|Perl: the Markov chain saw|
Malformed UTF-8 character Errorby walkingthecow (Friar)
|on May 11, 2010 at 21:15 UTC||Need Help??|
walkingthecow has asked for the
wisdom of the Perl Monks concerning the following question:
I have a mail log file (qmail) that I am processing line by line and trying to create a map so it's easier to read the mail log. The problem is that qmail has so many different patches and is logging in so many different ways. For the most part everything processes; however, I continue to get the following errors for some lines:
Malformed UTF-8 character (unexpected end of string)

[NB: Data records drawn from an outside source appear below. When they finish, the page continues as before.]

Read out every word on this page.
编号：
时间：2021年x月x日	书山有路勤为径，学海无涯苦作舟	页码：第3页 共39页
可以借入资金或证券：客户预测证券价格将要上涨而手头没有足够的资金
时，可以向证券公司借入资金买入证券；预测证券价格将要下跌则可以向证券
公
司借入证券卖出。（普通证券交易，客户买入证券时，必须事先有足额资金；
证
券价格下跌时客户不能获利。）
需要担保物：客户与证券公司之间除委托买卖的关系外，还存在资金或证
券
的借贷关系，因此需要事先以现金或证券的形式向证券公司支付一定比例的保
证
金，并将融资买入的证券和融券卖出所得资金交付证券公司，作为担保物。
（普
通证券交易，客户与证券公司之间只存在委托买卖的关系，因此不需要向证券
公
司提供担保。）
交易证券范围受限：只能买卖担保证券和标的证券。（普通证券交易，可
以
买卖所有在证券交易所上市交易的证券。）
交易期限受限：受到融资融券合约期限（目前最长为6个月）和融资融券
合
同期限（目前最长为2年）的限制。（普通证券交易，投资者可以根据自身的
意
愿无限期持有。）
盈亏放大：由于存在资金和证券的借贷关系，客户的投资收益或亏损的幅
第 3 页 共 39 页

Malformed UTF-8 character (unexpected continuation byte 0xae, with no preceding start byte)
The lines that are giving me trouble have odd characters like the following:
@400000004be972c621c0b57c 12760 > 4ÿª^PÜd"}^HL\kõ²k½^T<89>Ê<99>-W!í¾²#©Ø#<81> ^Z´o Û^Noå»N^U^C^A^@ ß<83><9d>^LÊ^Nq%^R^Z.æÆ9 7GÁæ¨'ÂqîÈ<9d>ÿ7³Ð^M
@400000004be9731d05945a34 13997 < Subject: Don<92>t Pay Retail Prices^M
@400000004be9739614b4c9f4 15230 < Subject: The truth about work-at-home opportunities<85>^M
@400000004be9802004c81154 14584 > 4<81>s^BÇQ»z=Ó^H<98>,ý<96>çVN)rPp^UÚq/£<98>È<9f><93><97><89> ^E<9b>QMbs?^KÖRµ/°o$^H¬^Tüë+
How do I either decode these lines, find out what their encoding is, or skip them all together and stop throwing the warnings?
I have tried using Encode::Guess to no avail, and used the following bit of code to possibly give me an idea, but still getting the Malformed errors:
UPDATE: I'd really just be interested in skipping line if it is not UTF-8, or not dealing with these lines at all.